If you love the idea of a creative Christmas but still struggle to set-aside time for making things from scratch, consider a more conscious approach to your shopping. You can add touches of originality and sustainablity to any shop-baught gift by giving thought to the following…

  • Make the packaging part of the gift. Plastic containers and wrapping generate waste for the person you are giffting and add to the burden we place on this planet. A better alternative is to look for glass, wood, pottery, fabric, edible or other artistic vessels which can be consumed, reused, repurposed or has keepsake value.
  • Add a personal touch. Even bespoke or artisan products can be made more personal and purposeful by adding little touches. For example, include a family recipe for a homemade version of any edible gifts—encouring the recipient to reuse the wares they came in. Create a bookmark or write a short story/poem to slip inside the best-seller you baught them.
  • Share a Tradition. A common property of high-quality leisure is its ability to support rich social interactions, say’s Newport. Find something you both enjoy or share an intrest in and make it part of a festive tradition. This works well for hobbies like craft beer or mixology (brew and bottle your own spirits to share at Christmas or hold a merry mix-off for everyone to enjoy), photography (make a book filled with your best photos, tips, tools, locations… or hold a photo contest, frame your best shot and exchange them as gifts), gardening (swop seeds or take turns hosting a homegrown feast celebrating your harvest).
  • Tailor a Subscription. This works for digital and delivered goods and services with many app and box subscriptions catering to foodies, athletes, crafters and everyother kind of connoisseur. Adobe Creative Cloud is an imaginuarium for artists, complete with tools and tutorials that can be tailored as monthly or annual subscriptions to include one or all applications. Bibliophiles will delight in receiving custom printed, themed collections of classic books and short stories four times a year with a subscription to the Mouse Book Club.
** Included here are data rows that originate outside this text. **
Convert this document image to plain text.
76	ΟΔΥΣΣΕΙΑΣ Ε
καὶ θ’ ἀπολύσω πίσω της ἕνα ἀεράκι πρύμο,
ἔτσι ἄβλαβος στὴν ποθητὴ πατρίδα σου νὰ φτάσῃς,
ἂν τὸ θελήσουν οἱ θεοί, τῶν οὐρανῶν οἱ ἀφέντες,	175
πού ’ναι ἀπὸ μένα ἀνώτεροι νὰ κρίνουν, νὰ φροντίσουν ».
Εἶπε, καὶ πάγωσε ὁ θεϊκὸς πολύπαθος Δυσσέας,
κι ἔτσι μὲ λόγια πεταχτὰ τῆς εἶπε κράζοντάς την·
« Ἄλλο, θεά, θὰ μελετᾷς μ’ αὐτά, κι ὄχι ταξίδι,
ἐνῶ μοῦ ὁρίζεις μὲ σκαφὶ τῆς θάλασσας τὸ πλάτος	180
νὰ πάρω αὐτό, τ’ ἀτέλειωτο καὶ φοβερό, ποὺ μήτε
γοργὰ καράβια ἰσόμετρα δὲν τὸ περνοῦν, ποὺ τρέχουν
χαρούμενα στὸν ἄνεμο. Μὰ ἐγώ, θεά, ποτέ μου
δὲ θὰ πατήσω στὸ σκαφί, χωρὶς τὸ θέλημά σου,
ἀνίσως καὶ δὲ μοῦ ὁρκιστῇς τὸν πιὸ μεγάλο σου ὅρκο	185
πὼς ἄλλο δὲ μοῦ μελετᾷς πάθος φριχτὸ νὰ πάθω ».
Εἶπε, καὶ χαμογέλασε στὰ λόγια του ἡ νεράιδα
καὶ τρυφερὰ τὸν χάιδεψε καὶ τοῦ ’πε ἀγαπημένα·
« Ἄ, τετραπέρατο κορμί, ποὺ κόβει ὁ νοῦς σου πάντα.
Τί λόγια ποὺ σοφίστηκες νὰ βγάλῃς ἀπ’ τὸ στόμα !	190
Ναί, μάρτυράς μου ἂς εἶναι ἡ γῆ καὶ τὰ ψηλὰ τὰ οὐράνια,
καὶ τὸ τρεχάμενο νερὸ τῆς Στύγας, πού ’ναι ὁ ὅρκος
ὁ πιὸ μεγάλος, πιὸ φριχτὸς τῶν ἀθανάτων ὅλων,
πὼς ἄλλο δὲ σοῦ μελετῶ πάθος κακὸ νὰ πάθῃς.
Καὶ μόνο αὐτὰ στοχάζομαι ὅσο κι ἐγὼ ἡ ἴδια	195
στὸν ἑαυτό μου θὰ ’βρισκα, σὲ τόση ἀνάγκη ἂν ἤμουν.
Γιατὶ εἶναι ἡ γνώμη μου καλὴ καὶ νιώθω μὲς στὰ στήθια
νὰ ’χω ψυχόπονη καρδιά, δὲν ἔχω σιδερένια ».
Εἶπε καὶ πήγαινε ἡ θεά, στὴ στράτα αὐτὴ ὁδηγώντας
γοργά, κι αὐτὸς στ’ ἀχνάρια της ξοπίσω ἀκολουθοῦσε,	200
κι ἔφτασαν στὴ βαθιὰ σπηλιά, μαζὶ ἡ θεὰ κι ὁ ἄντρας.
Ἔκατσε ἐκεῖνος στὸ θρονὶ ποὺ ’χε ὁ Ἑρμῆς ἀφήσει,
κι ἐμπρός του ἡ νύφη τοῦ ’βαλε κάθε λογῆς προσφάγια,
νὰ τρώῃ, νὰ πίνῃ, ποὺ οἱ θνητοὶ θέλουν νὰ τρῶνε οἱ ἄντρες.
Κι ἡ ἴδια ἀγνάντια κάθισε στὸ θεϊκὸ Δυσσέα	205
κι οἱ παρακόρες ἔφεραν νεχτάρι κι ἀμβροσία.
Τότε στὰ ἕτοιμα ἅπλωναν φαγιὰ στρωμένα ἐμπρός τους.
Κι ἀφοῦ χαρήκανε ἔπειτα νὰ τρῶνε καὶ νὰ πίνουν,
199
Give someone the attention they deserve with a subscription to Waking Up, an online meditation course by neuroscientist and best-selling author, Sam Harris—a truly thoughtful gift for those stress-out by the season.
  • Be smart about sales. The longevity of a gift is more valuable than the temptation of a bargain. Choose timeless over trendy, durable over discounted, local over imported (fast fashion is a good example of the diminishing qualities often associated with a sale). If a new wardrobe is on your wish list there are some great companies embracing a circular approach to clothing. Some brands provide a repair service for their customers, extending the life of their already well-crafted apparel. Patagonia also recraft worn wear into new fashion—rescuing fabric from landfill with the help of their patrons. Threads 4 Thought is another outfitter focused on reducing waste, giving-back, and empowering their customers.
  • Spread Goodwill with your Gifts. Choosing a gift which supports a cause or community is a good reason to eskew sales and pay more. When we present a loved one with a gift of greater impact, we spread the joy of goodwill and enrich the experience of giving! Foodies would love a hamper filled with ‘Life-Changing’ coconut products from Niulife. Wildlife advocates will adore the charity book series Remebering Wildlife, featuring gorgeous images from the world’s best wildlife photographers including Steve Winter, Art Wolfe, Frans Lanting, Brent Stirton, Tim Laman and Jonathan & Angela Scott.

Restoring the sentiments of Christmas through the satisfaction of craft.

What better time of year than Christmas, to slow down and take stock in the things which bring us joy and fulfilment? However, the reality is that we shuffle and schedule time with little attention to its true value—rarely acknowledging the importance of restorative pursuits.

By assuming there is too little time for high-quality leisure, we trade our wellbeing, creativity, and sense of satisfaction. As a result of allowing our focus to be hijacked by the noise of a digital culture and the demands of our work, we continue to accumulate stress and waste.

So, when you consider what craft can do to restore your spirit and the sentiments of Christmas—is’nt that worth making time for?